E. Gomme continued to flourish until the 1940s. During World War II, Britain experienced a timber shortage and the British government was forced to enact strict controls on “unnecessary” industries like furniture production. This led to a program called the Utility Scheme, which was intended to cultivate a market for more austere and utilitarian solutions to home goods. Among the program’s efforts, the landmark 1946 Britain Can Make It exhibition at the V&A Museum made great strides in swaying the British public toward more modernist tastes. And among the exhibition’s visitors was Ebenezer Gomme’s grandson, Donald (1916-2005), who was greatly inspired by what he saw there. With the success of the next exhibition in this program, The Festival of Britain—which presented work by modern designers like Robin and Lucienne Day at London’s South Bank in 1951—Donald Gomme became certain that a radical, more minimalist aesthetic was about the sweep the furniture design industry. Thus began G-Plan, an offshoot of the traditional furniture company E. Gomme Ltd.
Although most of the British public reverted to traditional tastes after the war, there was a small but growing market for high-quality, modernist furniture, and G-Plan successfully spoke to this younger, more progressive audience. Through clever marketing campaigns, G-Plan set the standard for modernist, mass-market furniture in postwar Britain. G-Plan’s C Range, with an aesthetic that celebrated its machine production, was launched in 1953, and by 1957 it had become enormously popular. Donald Gomme stepped down from G-Plan in 1958, confident in the strength of the company that he had built.
By the 1960s, the Scandinavian look was sweeping international design, and British-made furniture was being outsold by Danish imports. To compete, G-Plan brought in Danish designer Ib Kofod-Larsen to create new collections in fine woods, like teak and rosewood. While these Kofod-Larsen pieces have become very collectible today, at the time, they were not well appreciated by the design community—perhaps viewed as lesser variations on the furniture available from Scandinavia. Despite the competition, G-Plan remained one of the most recognized names in furniture manufacturing in the UK through the end of the 1970s.

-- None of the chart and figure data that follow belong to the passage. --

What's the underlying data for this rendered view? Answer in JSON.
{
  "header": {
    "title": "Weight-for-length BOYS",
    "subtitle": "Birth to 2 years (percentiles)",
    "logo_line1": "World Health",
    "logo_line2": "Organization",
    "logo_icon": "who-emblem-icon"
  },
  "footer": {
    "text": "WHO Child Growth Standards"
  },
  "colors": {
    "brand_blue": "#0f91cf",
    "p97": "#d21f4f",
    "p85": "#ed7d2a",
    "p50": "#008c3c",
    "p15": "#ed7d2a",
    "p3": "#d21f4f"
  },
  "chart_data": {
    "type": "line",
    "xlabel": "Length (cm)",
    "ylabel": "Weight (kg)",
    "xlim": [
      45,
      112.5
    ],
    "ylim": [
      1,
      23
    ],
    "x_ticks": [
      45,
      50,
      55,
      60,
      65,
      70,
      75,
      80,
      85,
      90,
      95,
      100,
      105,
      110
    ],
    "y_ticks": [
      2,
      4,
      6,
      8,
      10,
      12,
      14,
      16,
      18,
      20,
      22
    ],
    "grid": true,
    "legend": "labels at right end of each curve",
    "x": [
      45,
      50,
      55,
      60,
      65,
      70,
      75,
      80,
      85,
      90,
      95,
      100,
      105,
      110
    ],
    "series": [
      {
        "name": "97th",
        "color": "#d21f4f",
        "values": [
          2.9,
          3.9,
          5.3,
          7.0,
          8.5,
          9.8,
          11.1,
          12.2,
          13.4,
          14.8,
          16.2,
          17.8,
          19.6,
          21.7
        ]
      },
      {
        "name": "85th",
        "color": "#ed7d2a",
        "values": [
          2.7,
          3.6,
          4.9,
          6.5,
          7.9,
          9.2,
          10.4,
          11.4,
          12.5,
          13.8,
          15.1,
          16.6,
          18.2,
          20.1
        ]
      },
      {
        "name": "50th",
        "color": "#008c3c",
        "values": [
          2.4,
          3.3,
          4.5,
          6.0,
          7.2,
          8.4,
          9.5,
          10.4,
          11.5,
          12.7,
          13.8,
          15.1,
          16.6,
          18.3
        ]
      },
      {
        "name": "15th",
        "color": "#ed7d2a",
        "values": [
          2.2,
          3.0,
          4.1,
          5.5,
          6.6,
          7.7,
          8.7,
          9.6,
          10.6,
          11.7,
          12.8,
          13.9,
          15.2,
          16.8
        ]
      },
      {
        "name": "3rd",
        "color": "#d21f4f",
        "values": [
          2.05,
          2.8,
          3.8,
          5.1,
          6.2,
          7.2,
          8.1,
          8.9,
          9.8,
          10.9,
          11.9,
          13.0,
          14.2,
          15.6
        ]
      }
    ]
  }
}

In 1987 the Gomme family sold the business to the then directors, who, three years later, sold it to the Christie Tyler Group. In 1996, the Morris Furniture Group acquired the license to make and market G-Plan Cabinet furniture in Glasgow. This operates separately from the upholstery business, G-Plan Upholstery Ltd., which continues to manufacture most of its sofa and armchair products in the UK.